Zero Overhead Container Networking
Introduced in the 6.7 release of the Linux kernel is support for Netkit, an eBPF-programmable network device that shortcuts some of the travel up and down the stack network packets must do to move from one container to another (even in cases where both containers are on the same host).
Like other virtual network devices, the devices are added to both the host and the container’s namespaces, with the host being the primary.
In her talk at ScyllaDB’s P99 Conf earlier this year, Isovalent Chief Open Source Officer Liz Rice called the approach “Zero Overhead Container Networking.”
With containers, applications are isolated from the host and from other applications with their own network namespaces, separate from that of the host. Connections are made through the virtual network devices.
“So, packets going to or from a containerized application actually have to pass through the network stack twice,” Rice explained.

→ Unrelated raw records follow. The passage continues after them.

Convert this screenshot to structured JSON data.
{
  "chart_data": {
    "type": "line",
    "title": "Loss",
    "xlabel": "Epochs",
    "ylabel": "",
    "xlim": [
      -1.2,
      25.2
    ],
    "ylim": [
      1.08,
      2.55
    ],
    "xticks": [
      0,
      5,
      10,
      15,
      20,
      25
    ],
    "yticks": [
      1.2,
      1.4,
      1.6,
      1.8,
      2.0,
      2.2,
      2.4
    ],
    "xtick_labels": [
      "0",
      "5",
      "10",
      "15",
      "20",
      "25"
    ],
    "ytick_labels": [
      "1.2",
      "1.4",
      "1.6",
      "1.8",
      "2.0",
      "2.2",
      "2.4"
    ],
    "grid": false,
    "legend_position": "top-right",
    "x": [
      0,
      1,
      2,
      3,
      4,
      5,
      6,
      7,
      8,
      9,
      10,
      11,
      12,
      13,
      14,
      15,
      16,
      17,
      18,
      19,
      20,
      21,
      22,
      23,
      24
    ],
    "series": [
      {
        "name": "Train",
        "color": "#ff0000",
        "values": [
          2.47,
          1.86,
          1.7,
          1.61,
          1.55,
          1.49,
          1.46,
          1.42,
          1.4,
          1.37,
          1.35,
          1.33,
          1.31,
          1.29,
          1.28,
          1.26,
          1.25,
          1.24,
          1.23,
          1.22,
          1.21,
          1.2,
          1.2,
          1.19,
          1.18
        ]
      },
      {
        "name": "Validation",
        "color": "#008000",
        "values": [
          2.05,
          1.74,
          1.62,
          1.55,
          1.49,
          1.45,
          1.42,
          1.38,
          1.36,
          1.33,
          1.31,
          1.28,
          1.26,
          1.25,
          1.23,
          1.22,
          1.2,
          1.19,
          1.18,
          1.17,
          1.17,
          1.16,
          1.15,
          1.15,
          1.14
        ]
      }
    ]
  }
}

In addition, packets can get dropped and the congestion control algorithm kicks in, hobbling throughput even further.
An eBPF-based program is used to bypass ingress host routing by switching network packets directly into the container’s networking namespace, “so it appears that as if it were arriving over the virtual wire to virtual network device inside the container,” Rice explained.
For egress traffic, an eBPF helper function can consult the kernel forwarding information base to find the next routing hop.
Further performance gains are enjoyed by attaching eBPF function to the container’s own networking stack, which was achieved in a project called tcx (TC Express), debuting in the 6.6 kernel, cutting the number of CPU cycles it would take by approximately half for a packet to get to the BPF functionality (59 to 33 cycles).
As a result, “Netkit devices achieve the same throughput as you get with native host networks,” Rice said.
Isovalent, whose engineers worked on the project, added NetKit support this year to its Cilium cloud native networking platform.
Dockerfiles Still Rule the Roost
Despite all these advances, on both the development and operations sides, most developers remain comfortable with traditional Dockerfiles, which are text files with instructions on how to build a container image.
“I famously hate Dockerfiles, but they have been such a pragmatic (and now ubiquitous) path to folks adopting containers that I don’t think they are going anywhere quickly,” said Matt Moore, founder and CTO of Chainguard, speaking with TNS.
The company’s practices, such as maintaining Golden Images and strict pipelines, are very pragmatic, Moore noted.
Chainguard, as noted above, takes the “last mile” image-building approach with “distroless” images and tools such as ko, Jib, and CNCF buildpacks.
“We are seeing tremendous momentum at Chainguard of folks adopting our images, but we do still see a lot of folks dropping them into good old-fashioned Dockerfiles from Chainguard,” Moore said.
“While it’s good to see interesting and novel ideas surface again, I have a hard time imagining any gaining serious inroads against the now-ubiquitous format,” said Matt Butcher, CEO at Fermyon Technologies. “As interesting as many of those ideas were, it turned out that Dockerfiles were, on the whole, just easier.”
TNS analyst Lawrence Hecht contributed to this report.